The U.S. Department of Agriculture's Rural Utilities Service and the Department of Commerce's National Telecommunications and Information Administration's much anticipated regulations governing disbursement of $7.2 billion allocated for broadband telecommunications infrastructure in the federal economic stimulus bill enacted in late February were issued today.
At 121 pages, the rules are mind numbingly complex. They're also certain to disappoint many by adopting the Federal Communications Commission's wimpy standard of broadband of just 768 Kbps downstream and 200 Kbps upstream that's inadequate to deliver even low quality video.
"RUS and NTIA favor this broadband speed threshold because it leverages the FCC’s expertise, utilizes an established standard, facilitates the use of many currently common broadband applications (e.g., web browsing, VOIP, and one-way video), allows for consideration of cost-effective solutions for difficult-to-serve areas, and is the most technology-neutral option because it encompasses all major wired and wireless technologies," the two agencies explain in an appendix to the rules. "For these same reasons, RUS and NTIA decline to impose a latency requirement or technology-specific definitions."
That's quite a step down from the speeds Congress contemplated in a January draft version of the American Recovery and Reinvestment Act as minimally defining wireline broadband of at least 5 Mbs download and 1 Mbs uploads and 45 Mbs on the downside and 20 Mbs up for "advanced" wireline broadband. Wireless providers would have had to provide connectivity of 3 Mbs down and 1 Mbs up under the draft legislation that set off howls of protest from both incumbent wireline providers as well as wireless broadband providers complaining those standards were simply too tough to meet. The good news is the RUS and NTIA will give bonus points to projects that will offer higher speeds and an upgrade path to them. And point demerits are given for high latency.

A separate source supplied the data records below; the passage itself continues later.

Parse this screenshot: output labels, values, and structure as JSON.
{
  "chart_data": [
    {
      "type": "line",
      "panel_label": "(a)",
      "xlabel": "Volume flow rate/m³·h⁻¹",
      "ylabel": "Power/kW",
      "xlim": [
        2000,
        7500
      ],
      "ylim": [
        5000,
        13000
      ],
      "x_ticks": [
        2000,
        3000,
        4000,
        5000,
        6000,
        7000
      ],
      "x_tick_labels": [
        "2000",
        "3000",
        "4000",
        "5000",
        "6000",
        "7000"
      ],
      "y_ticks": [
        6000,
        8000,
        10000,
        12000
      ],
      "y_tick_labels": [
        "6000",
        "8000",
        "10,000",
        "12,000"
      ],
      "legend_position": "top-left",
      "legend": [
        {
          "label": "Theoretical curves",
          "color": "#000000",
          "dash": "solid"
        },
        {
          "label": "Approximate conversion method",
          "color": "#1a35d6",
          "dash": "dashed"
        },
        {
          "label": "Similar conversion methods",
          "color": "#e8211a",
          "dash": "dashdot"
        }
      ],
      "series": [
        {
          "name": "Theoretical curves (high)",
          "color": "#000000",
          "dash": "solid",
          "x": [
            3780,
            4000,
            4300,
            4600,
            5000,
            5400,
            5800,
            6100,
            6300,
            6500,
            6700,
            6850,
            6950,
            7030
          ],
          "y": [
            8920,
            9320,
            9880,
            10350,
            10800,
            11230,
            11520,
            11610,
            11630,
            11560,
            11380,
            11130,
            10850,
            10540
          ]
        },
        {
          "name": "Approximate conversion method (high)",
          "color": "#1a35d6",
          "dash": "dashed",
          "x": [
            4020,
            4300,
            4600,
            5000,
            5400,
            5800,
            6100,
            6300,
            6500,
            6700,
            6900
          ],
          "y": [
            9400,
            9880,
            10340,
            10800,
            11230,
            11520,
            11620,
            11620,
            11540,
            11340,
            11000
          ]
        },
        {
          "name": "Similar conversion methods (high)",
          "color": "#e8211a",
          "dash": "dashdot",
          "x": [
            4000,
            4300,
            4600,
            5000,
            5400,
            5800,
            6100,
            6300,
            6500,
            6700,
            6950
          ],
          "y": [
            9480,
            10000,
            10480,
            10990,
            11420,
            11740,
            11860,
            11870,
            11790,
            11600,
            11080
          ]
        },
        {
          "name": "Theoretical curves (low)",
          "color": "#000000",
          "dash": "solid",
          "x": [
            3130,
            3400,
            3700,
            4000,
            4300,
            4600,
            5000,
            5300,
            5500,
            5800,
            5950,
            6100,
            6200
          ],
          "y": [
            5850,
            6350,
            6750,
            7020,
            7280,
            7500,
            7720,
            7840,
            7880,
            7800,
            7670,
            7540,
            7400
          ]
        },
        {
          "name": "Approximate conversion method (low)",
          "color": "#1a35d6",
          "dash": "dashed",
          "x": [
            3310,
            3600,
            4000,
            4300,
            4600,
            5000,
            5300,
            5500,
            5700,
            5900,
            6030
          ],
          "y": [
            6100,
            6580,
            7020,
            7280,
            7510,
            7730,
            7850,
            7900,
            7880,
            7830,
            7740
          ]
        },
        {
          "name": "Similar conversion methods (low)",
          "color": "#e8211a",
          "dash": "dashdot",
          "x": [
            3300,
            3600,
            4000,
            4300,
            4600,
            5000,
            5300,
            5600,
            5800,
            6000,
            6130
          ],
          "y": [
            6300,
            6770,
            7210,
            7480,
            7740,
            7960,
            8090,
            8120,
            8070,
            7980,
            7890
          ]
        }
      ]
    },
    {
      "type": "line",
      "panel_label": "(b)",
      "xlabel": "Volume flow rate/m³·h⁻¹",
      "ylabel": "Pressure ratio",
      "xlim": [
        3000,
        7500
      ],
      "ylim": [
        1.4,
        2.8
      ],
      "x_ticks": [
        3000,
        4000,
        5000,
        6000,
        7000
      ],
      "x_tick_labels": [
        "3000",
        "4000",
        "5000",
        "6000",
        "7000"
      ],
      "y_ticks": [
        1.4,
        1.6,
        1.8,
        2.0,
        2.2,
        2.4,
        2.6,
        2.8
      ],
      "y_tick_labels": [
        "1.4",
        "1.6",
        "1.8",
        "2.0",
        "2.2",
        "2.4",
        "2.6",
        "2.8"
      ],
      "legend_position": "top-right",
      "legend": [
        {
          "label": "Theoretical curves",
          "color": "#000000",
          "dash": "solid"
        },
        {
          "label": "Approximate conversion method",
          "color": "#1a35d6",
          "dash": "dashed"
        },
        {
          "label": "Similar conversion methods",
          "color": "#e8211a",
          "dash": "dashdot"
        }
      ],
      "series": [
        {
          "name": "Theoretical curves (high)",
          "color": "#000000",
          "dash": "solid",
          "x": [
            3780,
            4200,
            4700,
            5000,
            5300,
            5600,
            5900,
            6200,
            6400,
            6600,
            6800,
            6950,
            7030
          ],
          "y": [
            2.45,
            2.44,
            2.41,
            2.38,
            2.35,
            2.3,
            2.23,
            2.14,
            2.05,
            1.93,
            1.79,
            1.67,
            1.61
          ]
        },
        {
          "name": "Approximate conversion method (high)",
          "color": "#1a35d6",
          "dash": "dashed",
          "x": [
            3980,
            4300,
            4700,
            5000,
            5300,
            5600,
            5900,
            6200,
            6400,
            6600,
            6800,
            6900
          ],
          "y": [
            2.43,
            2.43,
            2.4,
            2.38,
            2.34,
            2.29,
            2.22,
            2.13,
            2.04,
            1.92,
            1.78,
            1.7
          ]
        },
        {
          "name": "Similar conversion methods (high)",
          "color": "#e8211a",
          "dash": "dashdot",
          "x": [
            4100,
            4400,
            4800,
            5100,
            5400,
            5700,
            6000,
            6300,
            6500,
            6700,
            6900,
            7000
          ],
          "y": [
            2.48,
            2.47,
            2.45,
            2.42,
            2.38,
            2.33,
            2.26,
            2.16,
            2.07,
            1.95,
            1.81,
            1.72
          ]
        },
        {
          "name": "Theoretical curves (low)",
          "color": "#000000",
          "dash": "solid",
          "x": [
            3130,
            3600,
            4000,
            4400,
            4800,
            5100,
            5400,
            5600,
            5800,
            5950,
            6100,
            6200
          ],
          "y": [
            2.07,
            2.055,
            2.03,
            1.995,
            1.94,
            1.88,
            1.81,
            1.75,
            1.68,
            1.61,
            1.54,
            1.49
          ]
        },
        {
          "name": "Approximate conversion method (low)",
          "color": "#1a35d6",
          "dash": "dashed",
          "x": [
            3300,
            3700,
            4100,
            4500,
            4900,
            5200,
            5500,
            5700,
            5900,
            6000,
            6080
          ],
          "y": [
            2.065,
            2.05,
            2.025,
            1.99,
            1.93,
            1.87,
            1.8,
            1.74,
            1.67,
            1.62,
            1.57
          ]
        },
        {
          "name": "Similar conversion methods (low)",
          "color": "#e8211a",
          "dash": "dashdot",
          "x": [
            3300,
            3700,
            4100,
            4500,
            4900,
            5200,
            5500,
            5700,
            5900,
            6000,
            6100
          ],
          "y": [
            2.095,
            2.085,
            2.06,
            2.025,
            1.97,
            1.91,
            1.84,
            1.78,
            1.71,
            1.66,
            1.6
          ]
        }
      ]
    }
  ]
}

The rules also define another controversial aspect of where the funds will go: areas considered unserved for broadband and underserved. The former is defined as one or more contiguous census blocks where at least 90 percent of households lack access to facilities-based, terrestrial broadband service, either fixed or mobile.
Underserved gets a bit more complex. The rules define it as one or more contiguous census blocks where one or more conditions exist: 1) No more than 50 percent of the households in the proposed funded service area have access to facilities-based, terrestrial broadband service (presumably including fixed terrestrial wireless); 2) No fixed or mobile broadband service provider advertises (yes, advertises, believe it or not) broadband speeds of at least 3 Mbs down and; 3) The rate of broadband subscribership is 40 percent of households or less.
Buried deep inside the rules at page 72 is a troubling broadband black hole preservation provision. It essentially gives incumbent providers (read the telco/cable duopoly) the power to effectively veto or at least delay the award of grants and loans for broadband infrastructure projects proposed by smaller players, local governments and telecom consumer cooperatives. Proposed project areas are publicly disclosed under the regulations. If an incumbent provider doesn't like what it sees, it can file its own application and challenge the upstarts by claiming their project proposes to serve an area that's neither unserved nor underserved.
"If the information submitted by an existing service provider establishes that the applicant’s proposed funded service area is not underserved, both RUS and NTIA may reject the application," the rules state. Moreover, the rules exempt existing providers from the requirement they publicly disclose the area to be served by their projects as well as the tight application timeframe governing other proposed deployments.
The window for this first round of applications is narrow indeed: just one month between July 14 and Aug. 14 after which the bulk of the funding --$4 billion of the $7.2 billion total -- will be awarded. The balance will be disbursed in two follow on rounds of funding with all $7.2 billion due out the door by Sept. 30, 2010. That means those seeking the funds will have to act very quickly to get their applications in order and gather the large amount of information required under the highly data driven, two-step application process.